Sociology, College of Social Sciences & Public Policy

Lacey Ritter is currently in her fourth year of her Ph.D. program in sociology, working on her prospectus and developing her skills as a teacher and researcher. With an emphasis on health and aging, Lacey is focusing on health differences in elderly populations based on their sexual orientation. Lacey received her B.A. in sociology and anthropology from the University of Northern Iowa and her M.A. in sociology with a college teaching emphasis from Minnesota State University-Mankato. Lacey has taught a variety of courses, including Introduction to Sociology, Social Problems, Methods for Social Research, Sociological Theory, and Social Psychology. She also created a class – Sociology of Death and Dying – which led to her nomination and subsequent reception of the PIE Outstanding Teaching Assistant Award in 2016. Teaching is Lacey’s first passion – being able to see students understand and comprehend social matters and have them make an impact on their futures is extremely rewarding and a goal she hopes to continue reaching throughout her career.

Felicia Youngblood

Musicology, College of Music

Felicia is a third-year PhD student in Musicology at FSU’s College of Music, where she has taught American Roots Music, Modern Popular Music, Survey of Music Literature, and Music Literature, Listening, and Understanding.
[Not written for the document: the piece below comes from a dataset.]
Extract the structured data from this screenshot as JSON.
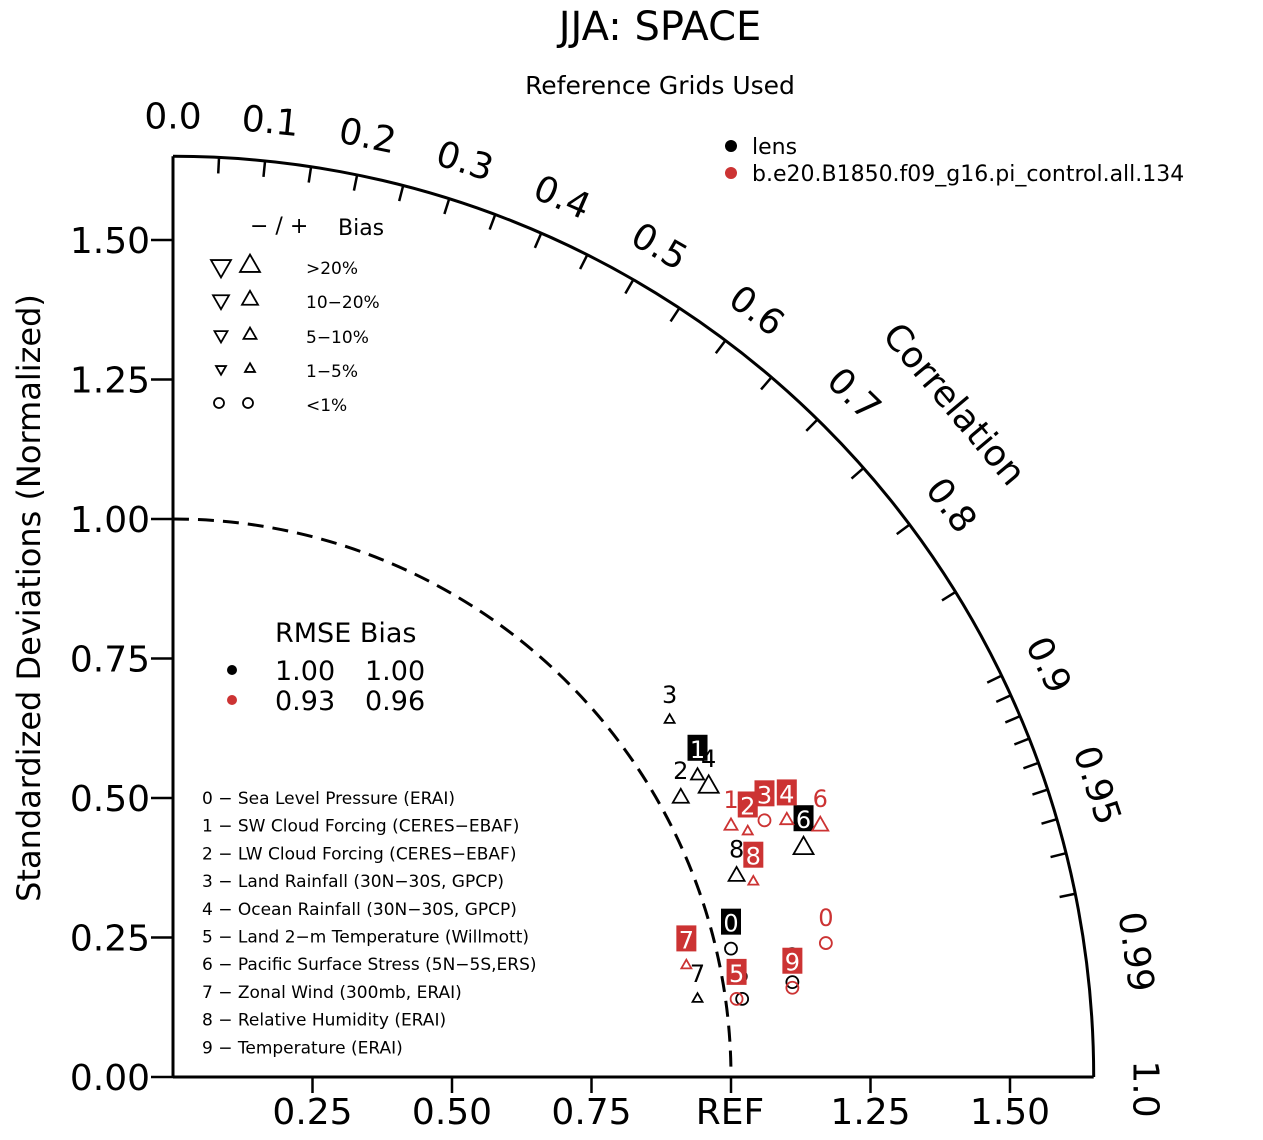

She received her MM in Ethnomusicology from FSU in 2013 and her BA in Music Education from Catawba College in 2011. Felicia’s research explores music, gender, and healing in the Southern Italian tarantella ritual and in US pagan communities. She began field research in these areas in 2015 when she was named a Carol Krebs Research Fellow Award recipient. She continues her research in Italy this year under the 2016 FSU Musicology Area Summer Research Award. Felicia looks forward to teaching both American Roots Music and World Music for majors and non-majors in the upcoming school year. She hopes to continue refining her teaching skills in and out of the classroom by building meaningful relationships with her students and colleagues that lead to fruitful engagement on the topics of music and culture!